Simply do a mind map as follows:
From zero to build a KNN
KNN (k - nearestneighbor) algorithm that is K Nearest Neighbor algorithm. The algorithm is somewhat similar analogy, it simply is something I now have a need to be classified, I have classified it with good things are compared, and who is most like, then this thing is what.
The following is a specific implementation:
from tensorflow.keras import datasets
import tensorflow as tf
import math
import numpy as np
#虽然导入了tensorflow,但实际上并没有用到tensorflow的神经网络的框架,只是用它来得到并稍微处理了一下数据集
# 按照四步走来编写代码,四步即 准备数据->搭建网络->训练网络->测试网络
# 准备数据
(train_images, train_labels), (test_images, test_labels) = datasets.mnist.load_data()
# 训练图像保存在一个uint8 类型的数组中,其形状为(60000, 28, 28),取值区间为[0, 255]。
# 我们需要将其变换为一个float32 数组,其形状为(60000, 28 * 28),取值范围为0~1。
train_images = train_images.reshape(60000, 28*28).astype('float32') / 255
test_images = test_images.reshape(10000, 28*28).astype('float32') / 255
# 对标签进行分类编码(one-hot编码)
train_labels = tf.keras.utils.to_categorical(train_labels)
test_labels = tf.keras.utils.to_categorical(test_labels)

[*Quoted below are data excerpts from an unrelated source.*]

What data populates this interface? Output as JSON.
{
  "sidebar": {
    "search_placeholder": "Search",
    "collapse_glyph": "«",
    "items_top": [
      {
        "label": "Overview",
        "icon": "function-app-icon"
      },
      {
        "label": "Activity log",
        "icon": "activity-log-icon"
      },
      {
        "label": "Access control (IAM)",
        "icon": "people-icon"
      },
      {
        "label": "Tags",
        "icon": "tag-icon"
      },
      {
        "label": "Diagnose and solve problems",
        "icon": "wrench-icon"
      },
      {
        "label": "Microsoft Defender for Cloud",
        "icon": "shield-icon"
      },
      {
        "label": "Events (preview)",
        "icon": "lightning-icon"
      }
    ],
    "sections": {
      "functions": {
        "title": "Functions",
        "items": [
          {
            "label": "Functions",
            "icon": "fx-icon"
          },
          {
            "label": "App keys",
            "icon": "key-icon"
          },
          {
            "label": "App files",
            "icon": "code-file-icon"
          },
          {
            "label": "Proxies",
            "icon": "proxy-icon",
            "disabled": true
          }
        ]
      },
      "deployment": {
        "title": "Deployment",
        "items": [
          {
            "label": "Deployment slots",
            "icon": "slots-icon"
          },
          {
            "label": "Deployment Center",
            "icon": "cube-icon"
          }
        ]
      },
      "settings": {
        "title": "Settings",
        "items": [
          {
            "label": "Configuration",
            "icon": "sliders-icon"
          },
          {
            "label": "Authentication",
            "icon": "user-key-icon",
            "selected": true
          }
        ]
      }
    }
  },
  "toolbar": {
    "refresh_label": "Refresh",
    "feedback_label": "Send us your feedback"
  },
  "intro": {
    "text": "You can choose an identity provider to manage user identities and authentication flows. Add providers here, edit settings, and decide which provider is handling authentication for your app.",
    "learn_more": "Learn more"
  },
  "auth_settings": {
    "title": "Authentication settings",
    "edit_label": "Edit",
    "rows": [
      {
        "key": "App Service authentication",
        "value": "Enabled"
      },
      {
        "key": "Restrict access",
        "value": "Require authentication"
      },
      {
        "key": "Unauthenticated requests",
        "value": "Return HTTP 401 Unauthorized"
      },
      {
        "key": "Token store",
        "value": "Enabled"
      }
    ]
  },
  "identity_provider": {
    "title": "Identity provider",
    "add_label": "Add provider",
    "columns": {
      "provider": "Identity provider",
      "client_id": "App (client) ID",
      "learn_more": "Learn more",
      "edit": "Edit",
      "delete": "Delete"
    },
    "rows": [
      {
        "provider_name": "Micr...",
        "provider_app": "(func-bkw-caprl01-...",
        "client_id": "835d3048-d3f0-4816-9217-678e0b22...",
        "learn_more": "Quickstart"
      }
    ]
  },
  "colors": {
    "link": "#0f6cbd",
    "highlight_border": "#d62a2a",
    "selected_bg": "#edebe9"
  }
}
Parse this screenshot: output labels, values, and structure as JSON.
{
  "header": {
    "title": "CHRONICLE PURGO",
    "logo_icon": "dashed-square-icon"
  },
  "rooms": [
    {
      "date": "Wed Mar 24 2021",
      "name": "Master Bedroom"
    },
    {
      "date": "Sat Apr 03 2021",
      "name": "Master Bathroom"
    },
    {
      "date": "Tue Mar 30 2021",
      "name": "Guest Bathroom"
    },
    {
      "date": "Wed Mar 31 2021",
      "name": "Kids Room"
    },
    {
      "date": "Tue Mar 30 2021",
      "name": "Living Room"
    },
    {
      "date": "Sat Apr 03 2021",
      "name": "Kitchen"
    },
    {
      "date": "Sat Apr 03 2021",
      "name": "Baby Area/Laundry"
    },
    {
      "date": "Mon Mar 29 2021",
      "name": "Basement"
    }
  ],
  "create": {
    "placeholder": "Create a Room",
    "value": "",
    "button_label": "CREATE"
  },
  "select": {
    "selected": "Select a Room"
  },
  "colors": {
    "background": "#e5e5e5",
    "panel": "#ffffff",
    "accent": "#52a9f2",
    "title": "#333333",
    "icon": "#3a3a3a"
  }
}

# 搭建KNN并测试(此处我们用KNN来实现手写识别严格意义上来说,并不是搭建一个网络,这三个步骤都包含在下面)
# 且以下是用minst数据集的训练集和测试集分别来测试这种最简单的KNN算法的准确性,我的测试结果大概是90%
def knn_test(test_sum, train_sum):
print("测试KNN算法的准备性")
accracy = 0
for i in range(test_sum):
test_data = test_images[i]
for j in range(train_sum):
train_data = train_images[j]
dist = get_dist(train_data, test_data)
if j == 0:
min_dist = dist
min_index = j
else:
if dist < min_dist:
min_dist = dist
min_index = j
predict = np.argmax(train_labels[min_index])
real_data = np.argmax(test_labels[i])
if predict == real_data:
accracy += 1/test_sum
print("预测:", predict, "实际:", real_data)
print("准确性:", accracy)
# 求“距离”函数
def get_dist(train_data, test_data):
data_pow = 0.
for k in range(784):
data_pow += math.pow(train_data[k]-test_data[k], 2)
data_pow = math.sqrt(data_pow)
return data_pow
# 测试
test_sum = 20
train_sum = 1000
knn_test(test_sum, train_sum)
optimization
In seeking "distance" when the loop code can actually be optimized: only the following line of code:
min_index = np.argmin(np.sqrt(np.sum(np.square(test_data-train_data), axis=1)))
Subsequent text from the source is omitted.